En l’espèce, il était question d’une information judiciaire ouverte du chef de tentative d’assassinat dans le cadre de laquelle la mise en examen, placée en détention provisoire, formait une demande de mise en liberté. La chambre de l’instruction ayant rejeté sa requête, l’intéressée formait ensuite un pourvoi en cassation basé sur deux arguments : – le dépassement du délai maximum de la détention provisoire prévu par la loi et – le dépassement du délai raisonnable de sa détention. Il faut préciser que l’intéressée avait été, dans un premier temps, mise en liberté le 13 février 2018 et astreinte à un contrôle judiciaire qu’elle n’avait pas respecté. Elle avait ensuite été arrêtée aux États-Unis le 9 décembre 2019 sur le fondement d’un mandat d’arrêt international puis placée en détention provisoire dans ce pays. In fine, le 10 février 2021, elle avait été remise à la France dans le cadre d’une procédure d’extradition et immédiatement écrouée.
Au soutien de sa demande de mise en liberté, elle faisait valoir que la détention provisoire ne peut excéder une durée raisonnable et que toute personne arrêtée ou détenue a le droit d’être jugée dans un délai raisonnable ou libérée pendant la procédure. Dans son cas, elle avait été détenue plus de quatre ans et huit mois, délai qui, selon elle, n’était pas raisonnable et non justifié par des investigations restant à mener ou par la procédure d’extradition. En outre, elle reprochait aux juges du fond de ne pas avoir tenu compte de la durée de la procédure d’extradition pour apprécier si la durée totale de la détention n’avait pas dépassé le délai raisonnable.
Pour rejeter le pourvoi, la chambre criminelle reprend plusieurs arguments intéressants évoqués par les juges du fond. Premièrement, elle observe que la détention avait initialement été prolongée pendant trois ans en raison de la complexité des faits, relatifs à une succession de crimes. Deuxièmement, elle remarque que l’année de détention subie aux États-Unis sera imputée sur une éventuelle condamnation, étant précisé que cette détention n’a pas retardé l’issue de la procédure clôturée en juillet 2020. Enfin, elle relève que l’accusée comparaîtra devant la cour d’assises du 21 au 28 janvier 2022 et qu’ainsi la durée de sa détention provisoire ne dépassera pas le délai raisonnable prévu par la Convention européenne des droits de l’homme au regard des enjeux de la procédure, des investigations menées et du mandat d’arrêt international délivré.
Les hauts magistrats en concluent qu’en l’espèce la détention provisoire était l’unique moyen de garantir la représentation en justice de l’accusée qui avait par le passé montré son incapacité à respecter les obligations du contrôle judiciaire et dont il convenait d’assurer la présence devant la cour d’assises. Ce faisant, elle affirmait que la chambre de l’instruction n’avait pas à prendre en considération, pour apprécier le caractère raisonnable de la durée de la détention provisoire, la durée de la privation de liberté subie à l’étranger.

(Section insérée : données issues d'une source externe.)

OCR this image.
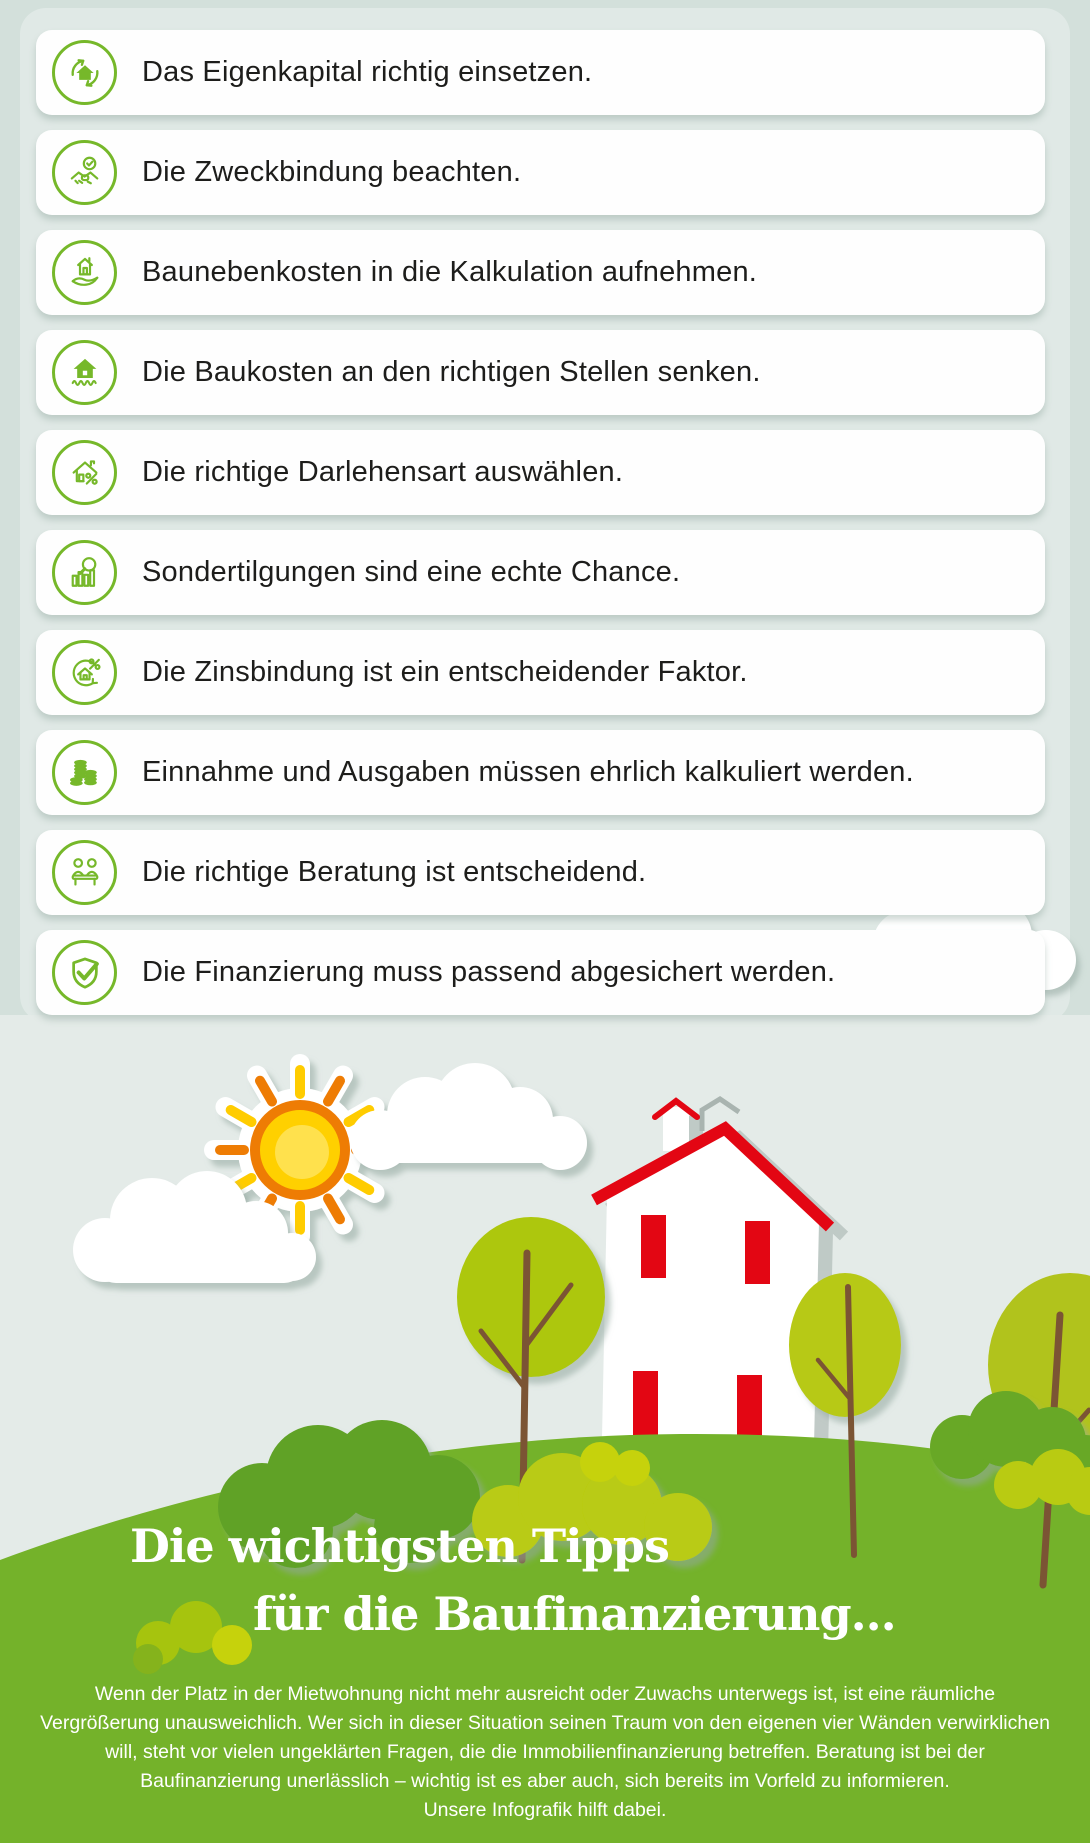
Das Eigenkapital richtig einsetzen.
Die Zweckbindung beachten.
Baunebenkosten in die Kalkulation aufnehmen.
Die Baukosten an den richtigen Stellen senken.
Die richtige Darlehensart auswählen.
Sondertilgungen sind eine echte Chance.
Die Zinsbindung ist ein entscheidender Faktor.
Einnahme und Ausgaben müssen ehrlich kalkuliert werden.
Die richtige Beratung ist entscheidend.
Die Finanzierung muss passend abgesichert werden.
Die wichtigsten Tipps
für die Baufinanzierung...
Wenn der Platz in der Mietwohnung nicht mehr ausreicht oder Zuwachs unterwegs ist, ist eine räumliche
Vergrößerung unausweichlich. Wer sich in dieser Situation seinen Traum von den eigenen vier Wänden verwirklichen
will, steht vor vielen ungeklärten Fragen, die die Immobilienfinanzierung betreffen. Beratung ist bei der
Baufinanzierung unerlässlich – wichtig ist es aber auch, sich bereits im Vorfeld zu informieren.
Unsere Infografik hilft dabei.
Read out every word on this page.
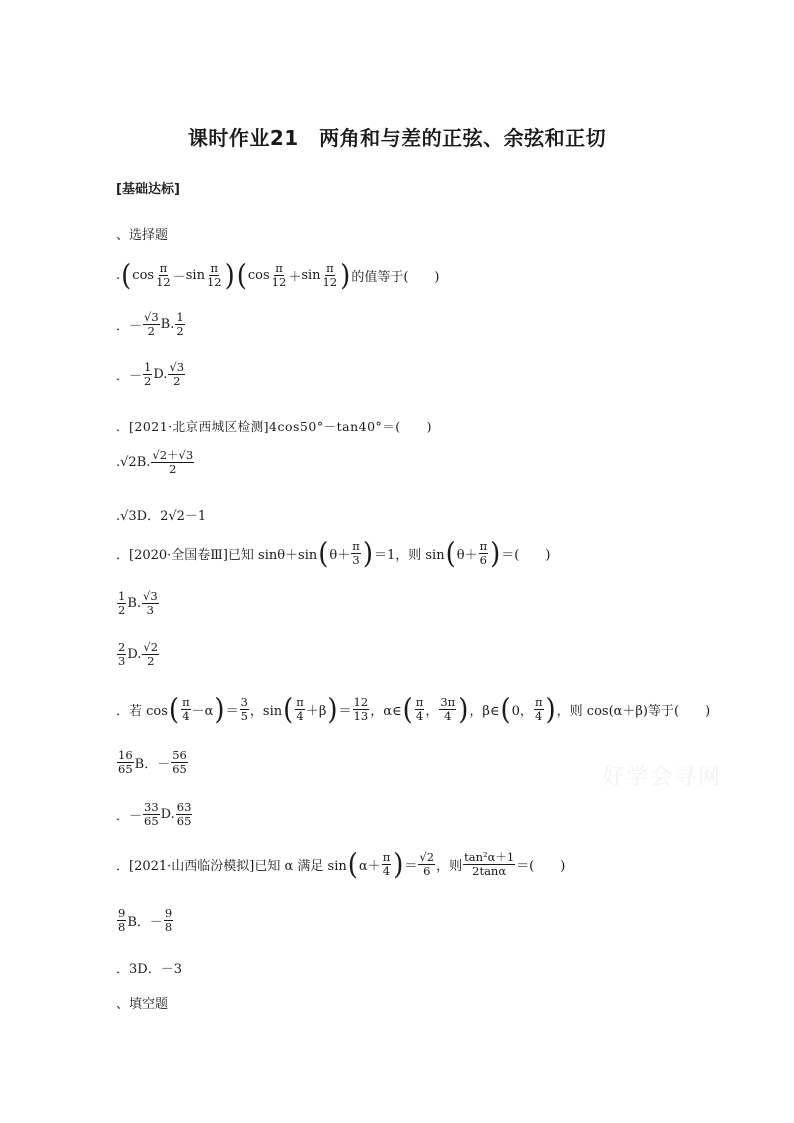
课时作业21　两角和与差的正弦、余弦和正切
[基础达标]
、选择题
. ( $\cos \frac{\pi}{12} - \sin \frac{\pi}{12}$ ) ( $\cos \frac{\pi}{12} + \sin \frac{\pi}{12}$ ) 的值等于(　　)
．－ $\frac{√3}{2} B$. $\frac{1}{2}$
．－ $\frac{1}{2} D$. $\frac{√3}{2}$
．[2021·北京西城区检测]4cos50°－tan40°＝(　　)
.√2 B. $\frac{√2+√3}{2}$
.√3D．2√2－1
．[2020·全国卷Ⅲ]已知 sinθ＋sin ( $\theta+ \frac{\pi}{3}$ ) ＝1，则 sin ( $\theta+ \frac{\pi}{6}$ ) ＝(　　)
$\frac{1}{2} B$. $\frac{√3}{3}$
$\frac{2}{3} D$. $\frac{√2}{2}$
．若 cos ( $\frac{\pi}{4} -\alpha$ ) ＝ $\frac{3}{5}$ ，sin ( $\frac{\pi}{4} +\beta$ ) ＝ $\frac{12}{13}$ ，α∈ ( $\frac{\pi}{4}$ ， $\frac{3\pi}{4}$ ) ，β∈ ( 0， $\frac{\pi}{4}$ ) ，则 cos(α＋β)等于(　　)
$\frac{16}{65}$ B．－ $\frac{56}{65}$
．－ $\frac{33}{65} D$. $\frac{63}{65}$
．[2021·山西临汾模拟]已知 α 满足 sin ( $\alpha+ \frac{\pi}{4}$ ) ＝ $\frac{√2}{6}$ ，则 $\frac{\text{tan²α＋1}}{2\tan\alpha}$ ＝(　　)
$\frac{9}{8}$ B．－ $\frac{9}{8}$
．3D．－3
、填空题
好学会寻网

Savoir comment apprécier le caractère raisonnable d’une détention provisoire n’est pas toujours chose aisée et s’apprécie, pour chaque cas d’espèce, suivant les circonstances de la cause qui reposent notamment sur la nature du litige, son degré de complexité (complexité des faits à élucider ; complexité des problèmes juridiques à trancher ; complexité de la procédure en cause) et son enjeu pour le requérant. Les difficultés sont encore accentuées si, comme c’était le cas en l’espèce, l’intéressé subi une partie de sa détention à l’étranger. L’arrêt rapporté n’est pas le premier à se prononcer sur cette question. En 1993, la chambre criminelle s’était en effet déjà positionnée dans un sens identique en énonçant que la durée de la détention extraditionnelle était régie par les dispositions légales relatives à l’extradition ou par la convention internationale applicable. Elle en déduisait que les dispositions relatives à la durée de la détention provisoire ne lui étaient pas applicables (Crim. 7 sept. 1993, Bull. crim. n° 264). Un arrêt du 8 juin 2016 avait cependant pris le contrepied de cette jurisprudence. En l’espèce, une chambre de l’instruction avait rejeté une demande de mise en liberté formée par une personne en attente du décret d’extradition, qui invoquait la durée excessive de sa privation de liberté en retenant que la personne ne pouvait, s’agissant de la durée de sa détention, invoquer la violation du principe du délai raisonnable, inapplicable en matière d’extradition. La chambre criminelle avait cassé cet arrêt en reprochant à la chambre de l’instruction de ne pas avoir recherché si les autorités françaises conduisaient la procédure d’extradition avec une diligence suffisante (Crim. 8 juin 2016, n° 16-81.912). Par l’arrêt rapporté, la chambre criminelle, revient vers sa position initiale en affirmant, pour rejeter le pourvoi, que la chambre de l’instruction n’avait pas à prendre en considération, pour apprécier le caractère raisonnable de la durée de la détention provisoire, la durée de la privation de liberté subie à l’étranger.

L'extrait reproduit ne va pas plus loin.